Wold crossed the work space to approach a chest freezer. He opened it and extracted a plastic bag.
“I let Manny play with this one for a while,” he said, holding up a severed human head by its hair. The facial features were lumpy and misshapen in death, but Remington recognized the fat slob of a guy in the picture thumbtacked to the wall in Gregg Hickler’s study.
“You know him?” Wold asked her, an insane question to which he evidently didn’t expect an answer. “Willard ‘Fats’ Tremont, Russell Dorian’s butt boy. Fats here was a good kill, but I was sad to miss executing the Odalon shooter himself, this Hickler guy. He was a real crazy-ass piece of work. Did anybody come back from Iraq not absolutely bonkers?”
“You’re not finished yet, are you?” Remington asked.
In reply, Wold dropped the head back into the plastic bag and the plastic bag back into the chest freezer. “Collar, Manny,” he called, crossing to the cage next to Remington’s.
The ape stirred from his catatonic state. Manson bent his head forward and presented his neck to Wold. It was a move that reminded Remington of a prisoner at Metro pu
tting his wrists through a cell door’s hand hole to be cuffed. Cattle prod always at the ready, the trainer clipped a length of aluminum chain to the ape’s collar, opened the cage, and led him out.
“Sometimes, you know, when he’s resting, I just sit and stare at the swastika I put on him,” Wold said. “It’s like a mandala they use in Eastern meditation, you know? Clears your mind considerably.”
“Some chimp wizard,” Layla managed to say, her voice still a whisper. “Using a cattle prod.”
Wold stopped and looked back at her. “Do I contradict myself? All right, then, I contradict myself. It is my pleasure to use the monster against those who made him that way.”
He led the passive, shambling chimp toward the door of the workshop. Wold stopped to pick up the assault rifle he had been stripping down and putting back together.
“Wold,” Remington croaked, “don’t leave me here.”
“Goodbye, Detective. I don’t know when I’ll be back.”
“Wold! George! Don’t leave me. Please!”
He was gone. After a beat, Remington heard the faraway sound of a car engine turning over.
She began to weep.
—
Her mind was not her own. As night began to settle on Wold’s workshop madhouse, the montane cold crept into her cage like fingers of death. Thirst gripped her until she felt capable of no other thought than the wish to quench it.
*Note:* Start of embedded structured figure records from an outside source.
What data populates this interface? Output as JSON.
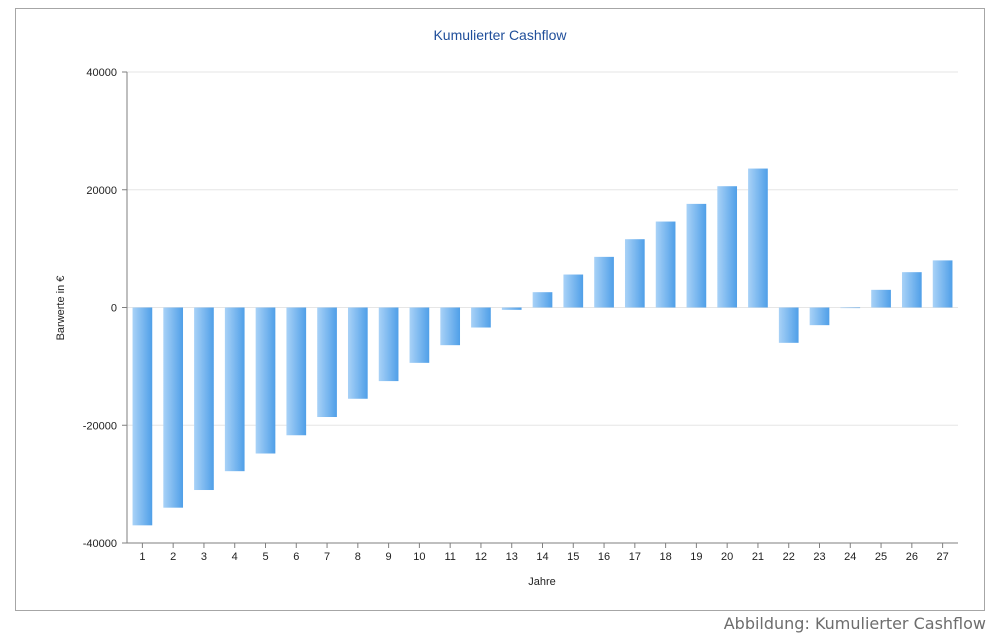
{
  "caption": "Abbildung: Kumulierter Cashflow",
  "colors": {
    "bar_light": "#a9d2f7",
    "bar_dark": "#4f9fe8",
    "title": "#1f4e9a",
    "grid": "#e6e6e6",
    "axis": "#7f7f7f"
  },
  "chart_data": {
    "type": "bar",
    "title": "Kumulierter Cashflow",
    "xlabel": "Jahre",
    "ylabel": "Barwerte in €",
    "ylim": [
      -40000,
      40000
    ],
    "yticks": [
      "40000",
      "20000",
      "0",
      "-20000",
      "-40000"
    ],
    "yticks_values": [
      40000,
      20000,
      0,
      -20000,
      -40000
    ],
    "grid": true,
    "legend": "none",
    "categories": [
      "1",
      "2",
      "3",
      "4",
      "5",
      "6",
      "7",
      "8",
      "9",
      "10",
      "11",
      "12",
      "13",
      "14",
      "15",
      "16",
      "17",
      "18",
      "19",
      "20",
      "21",
      "22",
      "23",
      "24",
      "25",
      "26",
      "27"
    ],
    "values": [
      -37000,
      -34000,
      -31000,
      -27800,
      -24800,
      -21700,
      -18600,
      -15500,
      -12500,
      -9400,
      -6400,
      -3400,
      -400,
      2600,
      5600,
      8600,
      11600,
      14600,
      17600,
      20600,
      23600,
      -6000,
      -3000,
      -100,
      3000,
      6000,
      8000
    ]
  }
}
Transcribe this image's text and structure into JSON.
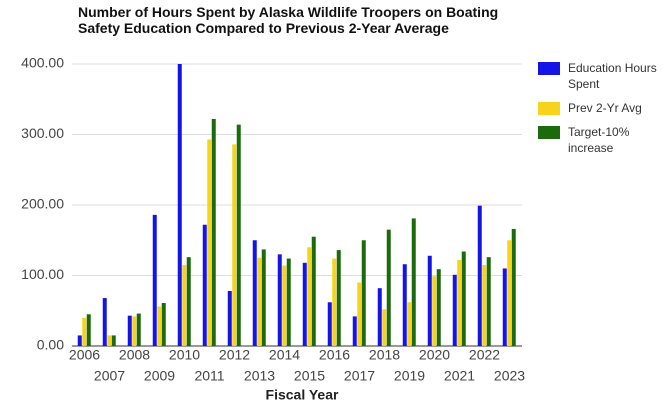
{
  "chart_data": {
    "type": "bar",
    "title": "Number of Hours Spent by Alaska Wildlife Troopers on Boating Safety Education Compared to Previous 2-Year Average",
    "x_label": "Fiscal Year",
    "categories": [
      "2006",
      "2007",
      "2008",
      "2009",
      "2010",
      "2011",
      "2012",
      "2013",
      "2014",
      "2015",
      "2016",
      "2017",
      "2018",
      "2019",
      "2020",
      "2021",
      "2022",
      "2023"
    ],
    "series": [
      {
        "name": "Education Hours Spent",
        "color": "#1414e6",
        "values": [
          15,
          68,
          43,
          186,
          400,
          172,
          78,
          150,
          130,
          118,
          62,
          42,
          82,
          116,
          128,
          101,
          199,
          110
        ]
      },
      {
        "name": "Prev 2-Yr Avg",
        "color": "#f7d31e",
        "values": [
          40,
          15,
          42,
          56,
          115,
          293,
          286,
          125,
          114,
          140,
          124,
          90,
          52,
          62,
          99,
          122,
          115,
          150
        ]
      },
      {
        "name": "Target-10% increase",
        "color": "#1b6b0c",
        "values": [
          45,
          15,
          46,
          61,
          126,
          322,
          314,
          137,
          124,
          155,
          136,
          150,
          165,
          181,
          109,
          134,
          126,
          166
        ]
      }
    ],
    "ylim": [
      0,
      400
    ],
    "yticks": [
      {
        "value": 0,
        "label": "0.00"
      },
      {
        "value": 100,
        "label": "100.00"
      },
      {
        "value": 200,
        "label": "200.00"
      },
      {
        "value": 300,
        "label": "300.00"
      },
      {
        "value": 400,
        "label": "400.00"
      }
    ],
    "grid": true,
    "legend": "right"
  }
}
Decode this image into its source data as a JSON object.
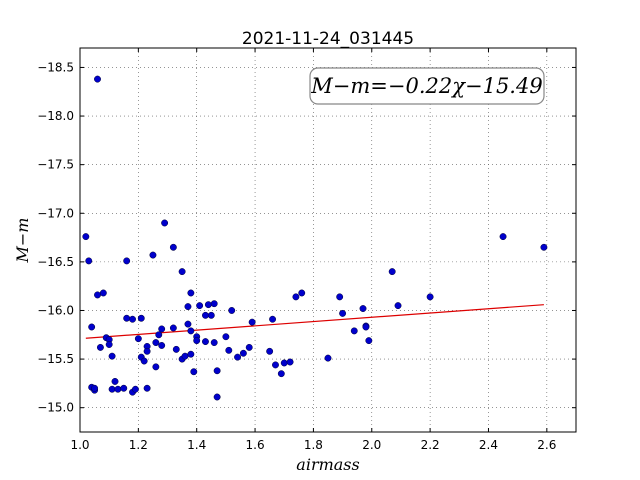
{
  "chart_data": {
    "type": "scatter",
    "title": "2021-11-24_031445",
    "xlabel": "airmass",
    "ylabel": "M−m",
    "xlim": [
      1.0,
      2.7
    ],
    "ylim": [
      -18.7,
      -14.75
    ],
    "y_inverted": true,
    "grid": true,
    "xticks": [
      "1.0",
      "1.2",
      "1.4",
      "1.6",
      "1.8",
      "2.0",
      "2.2",
      "2.4",
      "2.6"
    ],
    "yticks": [
      "−15.0",
      "−15.5",
      "−16.0",
      "−16.5",
      "−17.0",
      "−17.5",
      "−18.0",
      "−18.5"
    ],
    "annotation": "M−m=−0.22χ−15.49",
    "point_color": "#0000cc",
    "line_color": "#dd0000",
    "fit": {
      "slope": -0.22,
      "intercept": -15.49,
      "x_range": [
        1.02,
        2.59
      ]
    },
    "points": [
      [
        1.02,
        -16.76
      ],
      [
        1.03,
        -16.51
      ],
      [
        1.04,
        -15.83
      ],
      [
        1.04,
        -15.21
      ],
      [
        1.05,
        -15.18
      ],
      [
        1.05,
        -15.2
      ],
      [
        1.06,
        -18.38
      ],
      [
        1.06,
        -16.16
      ],
      [
        1.07,
        -15.62
      ],
      [
        1.08,
        -16.18
      ],
      [
        1.09,
        -15.72
      ],
      [
        1.1,
        -15.7
      ],
      [
        1.1,
        -15.65
      ],
      [
        1.11,
        -15.19
      ],
      [
        1.11,
        -15.53
      ],
      [
        1.12,
        -15.27
      ],
      [
        1.13,
        -15.19
      ],
      [
        1.15,
        -15.2
      ],
      [
        1.16,
        -16.51
      ],
      [
        1.16,
        -15.92
      ],
      [
        1.18,
        -15.91
      ],
      [
        1.18,
        -15.16
      ],
      [
        1.19,
        -15.19
      ],
      [
        1.2,
        -15.71
      ],
      [
        1.21,
        -15.92
      ],
      [
        1.21,
        -15.52
      ],
      [
        1.22,
        -15.48
      ],
      [
        1.23,
        -15.63
      ],
      [
        1.23,
        -15.58
      ],
      [
        1.23,
        -15.2
      ],
      [
        1.25,
        -16.57
      ],
      [
        1.26,
        -15.42
      ],
      [
        1.26,
        -15.67
      ],
      [
        1.27,
        -15.75
      ],
      [
        1.28,
        -15.81
      ],
      [
        1.28,
        -15.64
      ],
      [
        1.29,
        -16.9
      ],
      [
        1.32,
        -16.65
      ],
      [
        1.32,
        -15.82
      ],
      [
        1.33,
        -15.6
      ],
      [
        1.35,
        -16.4
      ],
      [
        1.35,
        -15.5
      ],
      [
        1.36,
        -15.53
      ],
      [
        1.37,
        -16.04
      ],
      [
        1.37,
        -15.86
      ],
      [
        1.38,
        -16.18
      ],
      [
        1.38,
        -15.79
      ],
      [
        1.38,
        -15.55
      ],
      [
        1.39,
        -15.37
      ],
      [
        1.4,
        -15.73
      ],
      [
        1.4,
        -15.69
      ],
      [
        1.41,
        -16.05
      ],
      [
        1.43,
        -15.68
      ],
      [
        1.43,
        -15.95
      ],
      [
        1.44,
        -16.06
      ],
      [
        1.45,
        -15.95
      ],
      [
        1.46,
        -16.07
      ],
      [
        1.46,
        -15.67
      ],
      [
        1.47,
        -15.38
      ],
      [
        1.47,
        -15.11
      ],
      [
        1.5,
        -15.73
      ],
      [
        1.51,
        -15.59
      ],
      [
        1.52,
        -16.0
      ],
      [
        1.54,
        -15.52
      ],
      [
        1.56,
        -15.56
      ],
      [
        1.58,
        -15.62
      ],
      [
        1.59,
        -15.88
      ],
      [
        1.65,
        -15.58
      ],
      [
        1.66,
        -15.91
      ],
      [
        1.67,
        -15.44
      ],
      [
        1.69,
        -15.35
      ],
      [
        1.7,
        -15.46
      ],
      [
        1.72,
        -15.47
      ],
      [
        1.74,
        -16.14
      ],
      [
        1.76,
        -16.18
      ],
      [
        1.85,
        -15.51
      ],
      [
        1.89,
        -16.14
      ],
      [
        1.9,
        -15.97
      ],
      [
        1.94,
        -15.79
      ],
      [
        1.97,
        -16.02
      ],
      [
        1.98,
        -15.84
      ],
      [
        1.98,
        -15.83
      ],
      [
        1.99,
        -15.69
      ],
      [
        2.07,
        -16.4
      ],
      [
        2.09,
        -16.05
      ],
      [
        2.2,
        -16.14
      ],
      [
        2.45,
        -16.76
      ],
      [
        2.59,
        -16.65
      ]
    ]
  }
}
Her father walked into the room. “Daddy!” Layla called. Gene had come to rescue her the way he had so many times in her childhood. But something was wrong. He wasn’t really there. He hadn’t come. No one had. She was alone.
She thought of the ape story from Robert Heinlein that Gene had told her about. How, in a cell with four ways out, the ape had found a fifth way. Shivering, she scrabbled through the tight precincts of her confinement, searching for something—anything—that might help her escape. She chewed off one of her fingernails and tried to pick the lock of her cage with it. A sad, pathetic idea. She cried when it didn’t work.